新宿歌舞伎町ルネッサンス塾/2007年5月〜10月

【主 催】 日本市民安全学会
【内 容】 繁華街における市民の安全、繁華街対策における警察の役割、ボランティアから見た安全安心まちづくり実践など月1回(1教室)開催
【開 催 日】 平成19年5月27日~平成19年10月21日

第4回「歌舞伎町ルネッサンス塾」/2007年9月16日

 東京入国管理局第一警備監理官:及川正明様、前新宿消防署予防課長(現赤羽消防署警防課長):長谷川伸生様を講師としてお招きし、歌舞伎町における「外国人対策」及び「防火対策」について、当時の取り組みをお話しいただきました。

第3回「歌舞伎町ルネッサンス塾」/2007年9月8日

 元新宿警察署長:原哲也様を講師としてお招きしました。
 歌舞伎町対策が本格化した当時の新宿警察署長であり、警察の歌舞伎町対策の指揮を実際現場で執っておられた当時のお取り組みを詳しくお話しいただきました。

第2回「歌舞伎町ルネッサンス塾」/2007年6月24日

 第2回目は、歌舞伎町商店街振興組合:城克事務局長を講師としてお招きし、実際に歌舞伎町において様々な対策、活動をされている中で、「地元」の立場としての視点やご苦労話などを、熱く語っていただきました。

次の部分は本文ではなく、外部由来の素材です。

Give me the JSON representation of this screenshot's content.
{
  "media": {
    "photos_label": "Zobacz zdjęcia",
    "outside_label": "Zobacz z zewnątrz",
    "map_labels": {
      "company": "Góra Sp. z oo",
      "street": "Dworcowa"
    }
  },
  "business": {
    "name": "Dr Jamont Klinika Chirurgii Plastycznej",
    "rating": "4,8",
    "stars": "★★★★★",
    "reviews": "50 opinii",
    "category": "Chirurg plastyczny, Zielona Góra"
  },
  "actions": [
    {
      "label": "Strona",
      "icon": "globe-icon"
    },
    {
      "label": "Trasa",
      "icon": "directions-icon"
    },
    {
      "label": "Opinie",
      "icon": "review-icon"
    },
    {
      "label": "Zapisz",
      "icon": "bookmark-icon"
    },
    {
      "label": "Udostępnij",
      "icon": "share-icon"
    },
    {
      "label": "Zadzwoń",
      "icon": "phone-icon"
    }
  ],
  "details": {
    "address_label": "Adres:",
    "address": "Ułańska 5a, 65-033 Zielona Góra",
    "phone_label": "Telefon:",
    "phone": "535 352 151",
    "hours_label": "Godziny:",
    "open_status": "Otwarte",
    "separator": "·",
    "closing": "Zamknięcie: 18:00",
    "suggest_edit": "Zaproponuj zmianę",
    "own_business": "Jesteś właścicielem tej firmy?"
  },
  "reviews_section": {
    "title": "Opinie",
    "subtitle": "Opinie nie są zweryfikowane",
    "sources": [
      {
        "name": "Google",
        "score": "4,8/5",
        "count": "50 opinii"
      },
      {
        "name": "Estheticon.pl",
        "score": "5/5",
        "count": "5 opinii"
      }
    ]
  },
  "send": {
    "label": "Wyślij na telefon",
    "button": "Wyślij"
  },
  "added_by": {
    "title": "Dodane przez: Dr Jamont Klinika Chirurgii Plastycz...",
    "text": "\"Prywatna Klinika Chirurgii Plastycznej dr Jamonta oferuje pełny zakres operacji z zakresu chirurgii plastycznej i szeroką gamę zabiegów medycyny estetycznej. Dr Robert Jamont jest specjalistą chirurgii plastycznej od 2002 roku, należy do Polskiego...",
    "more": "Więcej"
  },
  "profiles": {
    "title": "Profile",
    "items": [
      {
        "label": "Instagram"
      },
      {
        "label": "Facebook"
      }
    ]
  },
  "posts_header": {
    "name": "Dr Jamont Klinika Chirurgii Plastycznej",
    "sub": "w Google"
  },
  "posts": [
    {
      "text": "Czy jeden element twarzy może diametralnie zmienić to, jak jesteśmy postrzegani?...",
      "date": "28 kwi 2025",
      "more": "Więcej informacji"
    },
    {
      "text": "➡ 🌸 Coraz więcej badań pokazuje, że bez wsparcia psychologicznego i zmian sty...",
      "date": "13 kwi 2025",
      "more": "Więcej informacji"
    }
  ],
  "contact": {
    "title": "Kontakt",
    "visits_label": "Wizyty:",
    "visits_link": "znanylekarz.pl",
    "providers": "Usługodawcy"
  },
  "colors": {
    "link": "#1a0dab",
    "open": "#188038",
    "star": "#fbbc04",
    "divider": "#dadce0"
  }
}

第1回「歌舞伎町ルネッサンス塾」/2007年5月27日

 第1回目のこの日は、まず日本市民安全学会:石附弘会長が「歌舞伎町ルネッサンス塾」開塾の趣旨及び繁華街対策・市民安全学の総論について、続いて新宿区企画政策部歌舞伎町対策等担当:平井光雄副参事より、「歌舞伎町ルネッサンス推進協議会」発足経緯と施策内容についての講演が行われました。

 講演後も、聴講者の方々より、行政・警察・地元の三位一体となった繁華街対策、地域活性化の取り組みについて、活発な意見交換が行われました。